00:05Yeah, absolutely. I actually, before the ACA, I remember having meetings with our state chapter
00:11social worker, the Huntington City Society of America social worker, and discussed the pros
00:16and cons of testing and how to go about it. And we looked into options if I did have a positive test
00:24and there was not a single affordable option. In fact, I'm not sure if there were
00:28any options for me for that. Like I said, luckily, I did not test positive for that. However,
00:35it's very important for me to know for the future of my children, that no matter what comes their way,
00:41they will be able to have health coverage. Now, the Trump administration is actually taking some
00:49action on health care. It has taken some unfortunate action, which is to increase the potential
01:06deductibles. It has issued new rules to increase deductibles. How would that kind of rule affect
01:15you, in other words, letting insurers charge higher deductibles as a solution to, quote,
01:23improper enrollments? What would it mean for your family if your deductible were to double next year?
01:29That would be a big no thank you. That is absolutely not help. We do have things come up. We are
01:36a healthy family. We have sports injuries and things like that. So having a high deductible does not help
01:43the situation at all. My time has expired. Okay, some more points of clarification.
01:50The ranking member has a tendency of quoting me out of context. I don't appreciate it. I believe
01:55when I use the term dismantled, I talked about the way Obamacare dismantled the individual markets
02:01and caused, through its faulty design, premiums to skyrocket. When I talked about high risk pools,
02:07I'm sure I always add, they weren't perfect. They would have some modifications to make sure that
02:13people with pre-existing conditions were covered. Every state high risk pool were different. Some
02:18worked better. I'm saying Wisconsin, the way it was set up and what it did, it worked beautifully.
02:24It worked beautifully. Take a look at the successful models. I think they had a great model in Maine,
02:28correct? But anyway, with that, Senator Scott. Thank you, Chairman. So, Ms. Ferdinand, what did
02:37you pay in 2019? What did you pay a month for your health care? I keep asking these numbers. Let's see,
02:452019, what do we pay? I believe, oh boy. 2019, I believe, is our, will you help me? You've got the
02:56numbers, I believe. That was our, before we dropped to a lower tier plan, $1,000 a month, yes. That was a-
03:01What did you pay in 25? This past year, $460 a month.
03:05So why, why should it, why should it go down? Did your income go down? What's that? We selected a
03:12lower tier plan. And then we also have the extended premium tax credit that's helping us too.
03:18Okay. And so if, if the, the Biden COVID era, what would it go to? If those, those were extended,
03:26what would it go to? So our, what would it, well, I'm not, I don't know exactly what that would add
03:31on, but currently this year we have about $800 in assistance from the extended premium tax credit.
03:37So I assume it would help us at least another $200, $300 next year. You're not, you don't make
03:44less than 400% of poverty, right? Your family doesn't? No. No. Okay. All right. Third place. So
03:51Senator Heston said that in New Hampshire, I guess, that a family of two, if they, you know,
03:59they're, if we don't extend this, a family of two, it just skyrocketed, you know, the, the premium.

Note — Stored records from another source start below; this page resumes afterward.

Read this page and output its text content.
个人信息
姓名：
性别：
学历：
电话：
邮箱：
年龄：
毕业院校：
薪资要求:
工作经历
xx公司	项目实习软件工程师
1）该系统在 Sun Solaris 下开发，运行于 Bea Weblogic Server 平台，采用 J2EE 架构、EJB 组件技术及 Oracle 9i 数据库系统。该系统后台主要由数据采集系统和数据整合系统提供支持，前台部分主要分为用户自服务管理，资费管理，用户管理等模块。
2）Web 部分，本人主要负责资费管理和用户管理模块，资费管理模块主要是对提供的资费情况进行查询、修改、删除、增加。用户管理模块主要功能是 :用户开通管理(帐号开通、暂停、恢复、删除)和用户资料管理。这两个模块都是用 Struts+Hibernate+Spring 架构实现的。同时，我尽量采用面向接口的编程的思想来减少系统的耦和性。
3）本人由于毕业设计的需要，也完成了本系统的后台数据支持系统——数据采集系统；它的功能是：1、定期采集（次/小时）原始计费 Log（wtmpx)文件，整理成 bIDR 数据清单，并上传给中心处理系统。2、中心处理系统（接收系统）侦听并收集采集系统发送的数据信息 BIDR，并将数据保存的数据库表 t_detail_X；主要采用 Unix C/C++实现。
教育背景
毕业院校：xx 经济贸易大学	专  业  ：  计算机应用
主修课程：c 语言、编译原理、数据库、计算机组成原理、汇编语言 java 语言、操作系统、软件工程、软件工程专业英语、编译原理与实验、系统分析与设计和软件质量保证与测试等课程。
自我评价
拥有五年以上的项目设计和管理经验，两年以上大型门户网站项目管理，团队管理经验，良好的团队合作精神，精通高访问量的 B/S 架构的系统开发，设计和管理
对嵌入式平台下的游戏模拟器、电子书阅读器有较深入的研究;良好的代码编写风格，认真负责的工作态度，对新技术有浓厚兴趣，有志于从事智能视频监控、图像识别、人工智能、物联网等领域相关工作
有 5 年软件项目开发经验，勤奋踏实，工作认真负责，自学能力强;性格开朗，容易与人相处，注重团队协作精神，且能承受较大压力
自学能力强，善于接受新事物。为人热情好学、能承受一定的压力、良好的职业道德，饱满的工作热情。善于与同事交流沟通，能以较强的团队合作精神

04:05So what would, what actually would happen if it was a family of, of two in New Hampshire? Do you have
04:10any idea? I don't, aren't they within 400% of, of the, of poverty and wouldn't, so there's almost no
04:17change. So the, the underlying Obamacare subsidies, which the chairman said are permanent and aren't
04:23going away next year, they are very large. They limit the amount of premium that people have to pay
04:28for a plan. So as premiums have skyrocketed over time, the enrollee share has basically remained the
04:35same. Um, the vast majority of enrollees are lower income and they will receive, continue to receive
04:42large subsidies next year. So the vast majority of the premium for the vast majority of enrollees
04:48will be paid by the federal taxpayer. Um, the, uh, most enrollees will pay less than $80 a month
04:56for coverage that costs, you know, up to $1,000 a month, uh, for single coverage because
05:01of the design of the credits. Um, the subsidies in Obamacare only went up to four times the poverty
05:09line. The idea was that coverage, um, uh, when they were trying to limit the cost, um, uh, but those
05:16people didn't need subsidies, um, at that level. The problem with Obamacare is it has so increased
05:22the price of coverage over time, particularly for older, um, couples, that it has led to very high
05:31premiums for them. So they, that, that they do face higher premiums above 400% of poverty line
05:37if the subsidies expire. But it's a very small percentage of the overall Obamacare enrollees
05:43that have that income. But if you're in New Hampshire, I mean, you're making 85,000, you're probably
05:47within 400% of poverty, aren't you? Um, for a couple of two, you're probably just above four, four times
05:54the poverty line. Okay. So your number's not going to change. If you're under 400, um, you will still get
05:59a large subsidy. But it's the people just above 400, they're going to face the largest.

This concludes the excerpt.